Und was sagt die Redaktion von Jauch?


"Seine Vorwürfe, dass wir sabotieren, weisen wir zurück", sagte Simone Bartsch, die Sprecherin der Jauch-Produktionsfirma. "Wir sehen nach bisherigen Kenntnisstand überhaupt keine Anzeichen von Manipulation oder Fälschung im Video." Man prüfe die Echtheit der Filmsequenz weiter. Auch ein Sprecher des für die Talkshow zuständigen NDR sagte: "Es gibt im Moment keine Anzeichen dafür, dass das Video gefälscht ist." Man prüfe den Vorgang.

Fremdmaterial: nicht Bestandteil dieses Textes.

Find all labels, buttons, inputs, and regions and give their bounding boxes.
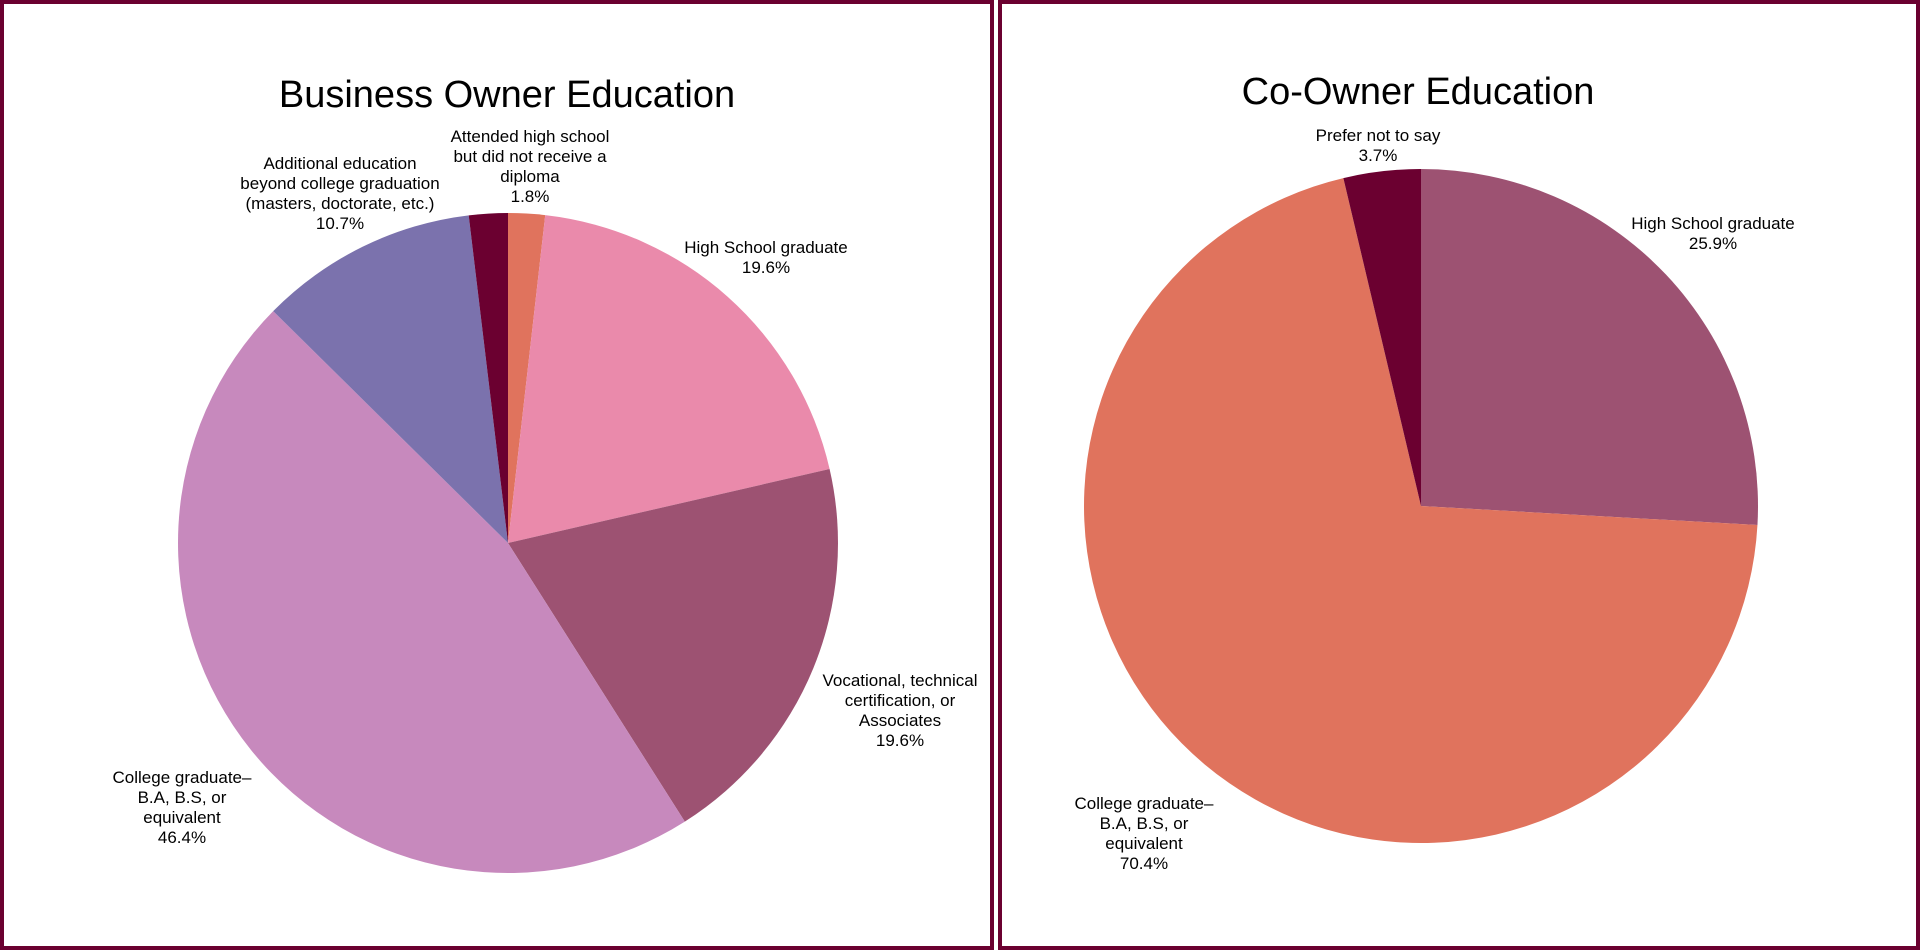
slice-label: Prefer not to say 3.7%: [1316, 126, 1441, 165]
pie-slice: [508, 215, 830, 544]
slice-percent: 10.7%: [316, 214, 364, 233]
pie-slices: [1083, 169, 1758, 844]
pie-slice: [508, 468, 838, 822]
pie-slice: [273, 215, 508, 543]
chart-title: Co-Owner Education: [1242, 71, 1595, 113]
slice-label-line: B.A, B.S, or: [1100, 814, 1189, 833]
slice-label-line: Prefer not to say: [1316, 126, 1441, 145]
pie-slice: [508, 213, 546, 543]
slice-percent: 19.6%: [876, 731, 924, 750]
pie-slice: [1343, 169, 1421, 506]
slice-label-line: College graduate–: [113, 768, 252, 787]
slice-label-line: College graduate–: [1075, 794, 1214, 813]
slice-label: High School graduate 25.9%: [1631, 214, 1795, 253]
slice-percent: 19.6%: [742, 258, 790, 277]
slice-percent: 46.4%: [158, 828, 206, 847]
slice-label-line: High School graduate: [1631, 214, 1795, 233]
business-owner-chart-panel: Business Owner Education Attended high s…: [0, 0, 994, 950]
slice-label-line: Vocational, technical: [823, 671, 978, 690]
slice-label: High School graduate 19.6%: [684, 238, 848, 277]
co-owner-chart-panel: Co-Owner Education High School graduate 2…: [998, 0, 1920, 950]
slice-label-line: beyond college graduation: [240, 174, 439, 193]
slice-percent: 25.9%: [1689, 234, 1737, 253]
slice-label-line: Additional education: [263, 154, 416, 173]
pie-labels: Attended high school but did not receive …: [113, 127, 978, 847]
slice-label-line: equivalent: [1105, 834, 1183, 853]
panel-divider: [994, 0, 998, 950]
slice-label: Attended high school but did not receive …: [451, 127, 610, 206]
slice-label-line: Attended high school: [451, 127, 610, 146]
slice-label: Additional education beyond college gradu…: [240, 154, 439, 233]
chart-title: Business Owner Education: [279, 74, 735, 116]
slice-percent: 70.4%: [1120, 854, 1168, 873]
pie-slice: [1421, 169, 1758, 526]
slice-label-line: certification, or: [845, 691, 956, 710]
slice-percent: 1.8%: [511, 187, 550, 206]
slice-label-line: equivalent: [143, 808, 221, 827]
pie-slice: [1083, 178, 1758, 844]
slice-label-line: Associates: [859, 711, 941, 730]
pie-slices: [178, 213, 838, 873]
slice-label: Vocational, technical certification, or As…: [823, 671, 978, 750]
pie-slice: [178, 311, 685, 873]
co-owner-pie-chart: Co-Owner Education High School graduate 2…: [1075, 71, 1795, 873]
pie-labels: High School graduate 25.9% College graduat…: [1075, 126, 1795, 873]
slice-label-line: B.A, B.S, or: [138, 788, 227, 807]
slice-label: College graduate– B.A, B.S, or equivalent 7…: [1075, 794, 1214, 873]
slice-label: College graduate– B.A, B.S, or equivalent 4…: [113, 768, 252, 847]
slice-label-line: but did not receive a: [453, 147, 607, 166]
slice-percent: 3.7%: [1359, 146, 1398, 165]
business-owner-pie-chart: Business Owner Education Attended high s…: [113, 74, 978, 873]
slice-label-line: High School graduate: [684, 238, 848, 257]
slice-label-line: diploma: [500, 167, 560, 186]
slice-label-line: (masters, doctorate, etc.): [246, 194, 435, 213]
pie-slice: [468, 213, 508, 543]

Die Redaktion muss sich im Zusammenhang mit dem Video jedoch auch noch mit anderen Vorwürfen auseinandersetzen: So war die Sequenz, die im Rahmen eines Einspielfilms über Varoufakis (Den Beitrag sehen Sie hier in der ARD-Mediathek ab Minute 24:00) gezeigt wird, zwar für wenige Sekunden mit der eingeblendeten Zeitangabe "Mai 2013" versehen. Der Zuschauer bekam in der Jauch-Sendung aber den Eindruck, Varoufakis beziehe sich mit seiner Geste auf die aktuellen Spannungen mit Deutschland im Schuldenstreit. Darum geht es aber nicht.


Tatsächlich spricht Varoufakis sogar über das Jahr 2010, also um die Anfänge der griechischen Staatsschuldenkrise. Damals, so referiert Varoufakis auf der Konferenz in Zagreb, habe er für sein Land einen Weg vorgeschlagen, wie ihn einst Argentinien gegangen sei. Griechenland hätte demnach im Januar 2010, also noch vor dem ersten Hilfspaket, den Staatsbankrott erklären und Deutschland den "Finger zeigen" sollen - nach dem Motto: "Ihr könnt das Problem jetzt alleine lösen."

Dieser zeitliche und inhaltliche Zusammenhang wird bei Jauch durch die starke Verkürzung aber nicht klar. Andreas Cichowicz, Fernseh-Chefredakteur des NDR, kommentierte die Kritik so:


Ein Sprecher des NDR ergänzte auf Nachfrage: "Mehr ist dazu nicht zu sagen."